Over my sophomore spring break in college, I went on a mission trip to Mississippi. It was hot, there was drama, and I was averaging three hours of sleep. I wanted to return to my dorm room with a clean shower. Later that week, we entered a school to interact with the kids. Ugh! The last thing I wanted to do was share my allotment of RitzBitz with some random child. Reluctantly, I sat down with a girl on the playground who asked me about the book I was carrying: my Bible. I started vaguely explaining it to her; she wanted to read the book immediately. Humbled, I gave her that Bible a few days later – full of sticky notes explaining different aspects of the Bible, especially the story of Jesus. It was gut-wrenching giving up the Bible I had since childhood. But I pray that the Bible still impacts that girl’s life today.
That NIV Bible I gave to the girl on the playground was copyrighted by Biblica, one of the oldest Bible translation ministries in the world, with translations in over one hundred different languages—also, a GACX member. Biblica prioritizes translating the Bible into other languages and developing programs to accompany the Bible.

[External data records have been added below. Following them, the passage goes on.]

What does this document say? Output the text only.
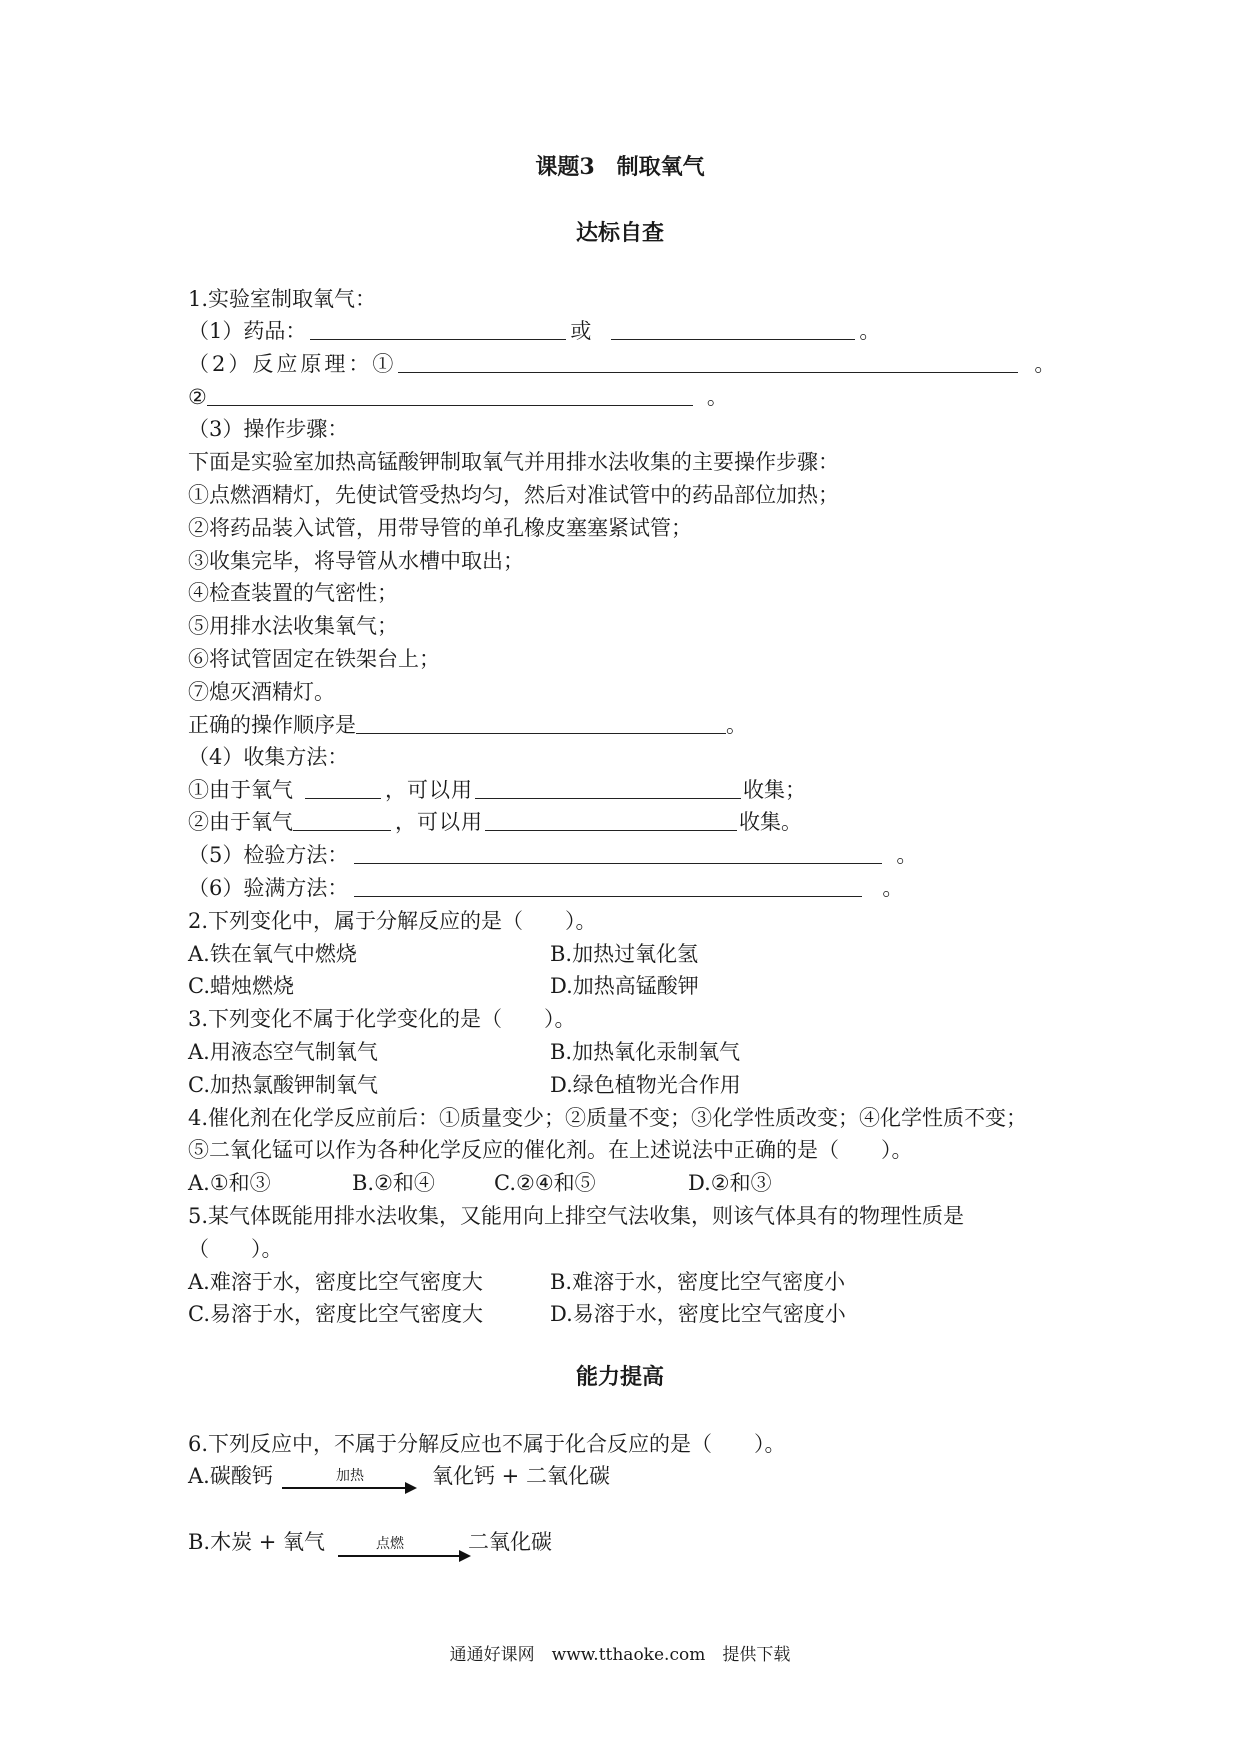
课题3　制取氧气
达标自查
1.实验室制取氧气：
（1）药品：	或	。
（2）反应原理：①	。
②	。
（3）操作步骤：
下面是实验室加热高锰酸钾制取氧气并用排水法收集的主要操作步骤：
①点燃酒精灯，先使试管受热均匀，然后对准试管中的药品部位加热；
②将药品装入试管，用带导管的单孔橡皮塞塞紧试管；
③收集完毕，将导管从水槽中取出；
④检查装置的气密性；
⑤用排水法收集氧气；
⑥将试管固定在铁架台上；
⑦熄灭酒精灯。
正确的操作顺序是	。
（4）收集方法：
①由于氧气	，可以用	收集；
②由于氧气	，可以用	收集。
（5）检验方法：	。
（6）验满方法：	。
2.下列变化中，属于分解反应的是（　　）。
A.铁在氧气中燃烧	B.加热过氧化氢
C.蜡烛燃烧	D.加热高锰酸钾
3.下列变化不属于化学变化的是（　　）。
A.用液态空气制氧气	B.加热氧化汞制氧气
C.加热氯酸钾制氧气	D.绿色植物光合作用
4.催化剂在化学反应前后：①质量变少；②质量不变；③化学性质改变；④化学性质不变；
⑤二氧化锰可以作为各种化学反应的催化剂。在上述说法中正确的是（　　）。
A.①和③	B.②和④	C.②④和⑤	D.②和③
5.某气体既能用排水法收集，又能用向上排空气法收集，则该气体具有的物理性质是
（　　）。
A.难溶于水，密度比空气密度大	B.难溶于水，密度比空气密度小
C.易溶于水，密度比空气密度大	D.易溶于水，密度比空气密度小
能力提高
6.下列反应中，不属于分解反应也不属于化合反应的是（　　）。
A.碳酸钙	加热	氧化钙 + 二氧化碳
B.木炭 + 氧气	点燃	二氧化碳
通通好课网　www.tthaoke.com　提供下载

Biblica focuses on partnering with GACX ministries to support frontline work and to create resources based on current needs. Currently, Biblica is writing a study Bible for frontline church planters. This Bible is written at a third-grade reading level to support those with no formal Biblical education (almost 95% of pastors globally). The Bible contains narrative notes to explain every passage’s contribution to the greater Biblical narrative and explanatory notes which break down names, measurements, etc., in the Bible. It will be released under a Creative Commons license, free to be used by anyone, anywhere.
The idea of the study Bible was launched through a research project with GACX member, OneHope. Working with OneHope’s different church planting networks, the partnership tried to uncover the needs on the ground and narrow in on the largest gaps. One of the significant results was a desperate need for simple material that explains how to understand and read the Bible for church planters. Upon recognizing the need, Biblica communicated with Bethany International, Harvesters, and other GACX implementors to see if a study Bible would help fill this gap. The response was a resounding “yes.”
“We are releasing the study Bible for the global church. It is a game changer in Bible translation and distribution,” explains Marius Brand, team leader for the study Bible.
A group of GACX members recently completed field testing the study Bible’s simplified translation of the New Testament Gospels and a few modules of a program that Biblica is developing alongside the study Bible. The study Bible translation of the New Testament will be released digitally on an app in September 2023, and the entire Bible will be released in January 2024.
“We are also focused on Scripture and programs to reach children and young people who are the emerging church. That’s why we have so many incredible great partnerships through GACX,” says Brand.